From Vectors Representing Speech to Graphs Representing Corpora: Reconciling how far we've come with how far we still have to go

----------------------------------------------------------------------
                Joint Seminar
----------------------------------------------------------------------
The Hong Kong University of Science & Technology
Department of Computer Science and Engineering
Human Language Technology Center
----------------------------------------------------------------------
Speaker:        Stephen Shum
                Electrical Engineering and Computer Science (EECS)
                MIT

Title:          "From Vectors Representing Speech to Graphs Representing
                 Corpora: Reconciling how far we've come with how far we
                 still have to go"

Date:           Friday, 29 November 2013

Time:           2::00pm - 3:00pm

Venue:          Room 1504 (near lifts 25 & 26), HKUST

Abstract:

In recent years, the state-of-the-art in speaker and language recognition
has relied on the effectiveness of converting a variable-length speech
signal into a fixed-dimensional vector-based representation, upon which
standard machine learning techniques can be effectively applied as
desired.
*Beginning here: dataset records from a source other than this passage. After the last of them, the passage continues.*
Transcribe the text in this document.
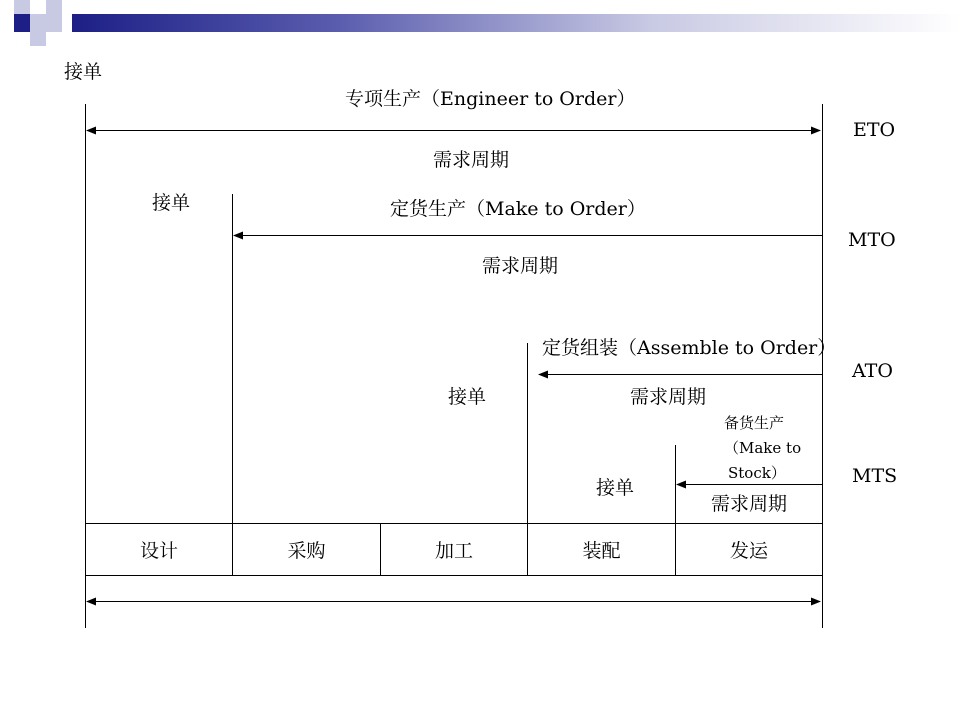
接单
专项生产（Engineer to Order）
ETO
需求周期
接单	定货生产（Make to Order）
MTO
需求周期
定货组装（Assemble to Order）
ATO
接单	需求周期
备货生产
（Make to
Stock）	MTS
接单
需求周期
设计	采购	加工	装配	发运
In this talk, we begin by highlighting the key ideas behind this
idea and demonstrating, through the use of graph-based visualizations, the
effect of channel compensation on these vector-based representations for
speaker and language recognition. We then describe how graph embedding can
also be used for large-scale community detection on speaker content graphs
and, furthermore, how said community detection algorithms can be applied
in unsupervised fashion to compensate for a domain mismatch in speaker
recognition. Time permitting, we conclude with an overview of how
vector-based representations of speech can also be successfully applied to
extremely short speech segments in the problem of speaker diarization.


******************
Biography:

Stephen Shum is a Ph.D. candidate in Electrical Engineering and Computer
Science (EECS) at the Massachusetts Institute of Technology (MIT).  He
obtained his S.M. in June 2011 as a member of the Spoken Language Systems
(SLS) group and continues to be advised by Drs. Jim Glass and Najim Dehak.
Prior to attending MIT, Stephen obtained his B.S. in EECS at the
University of California, Berkeley, in 2009. He is fortunate to have been
afforded the opportunity to participate in a number of speech research
workshops, including the JHU CLSP Summer Workshop in 2008 and, most
recently, the JHU HLTCOE SCALE Workshop in 2013. Over the years, his
research interests have accumulated to include not only speaker
recognition, clustering, and diarization, but also computational auditory
scene analysis, cover song detection, and Bayesian nonparametric
approaches to speech and speaker modeling.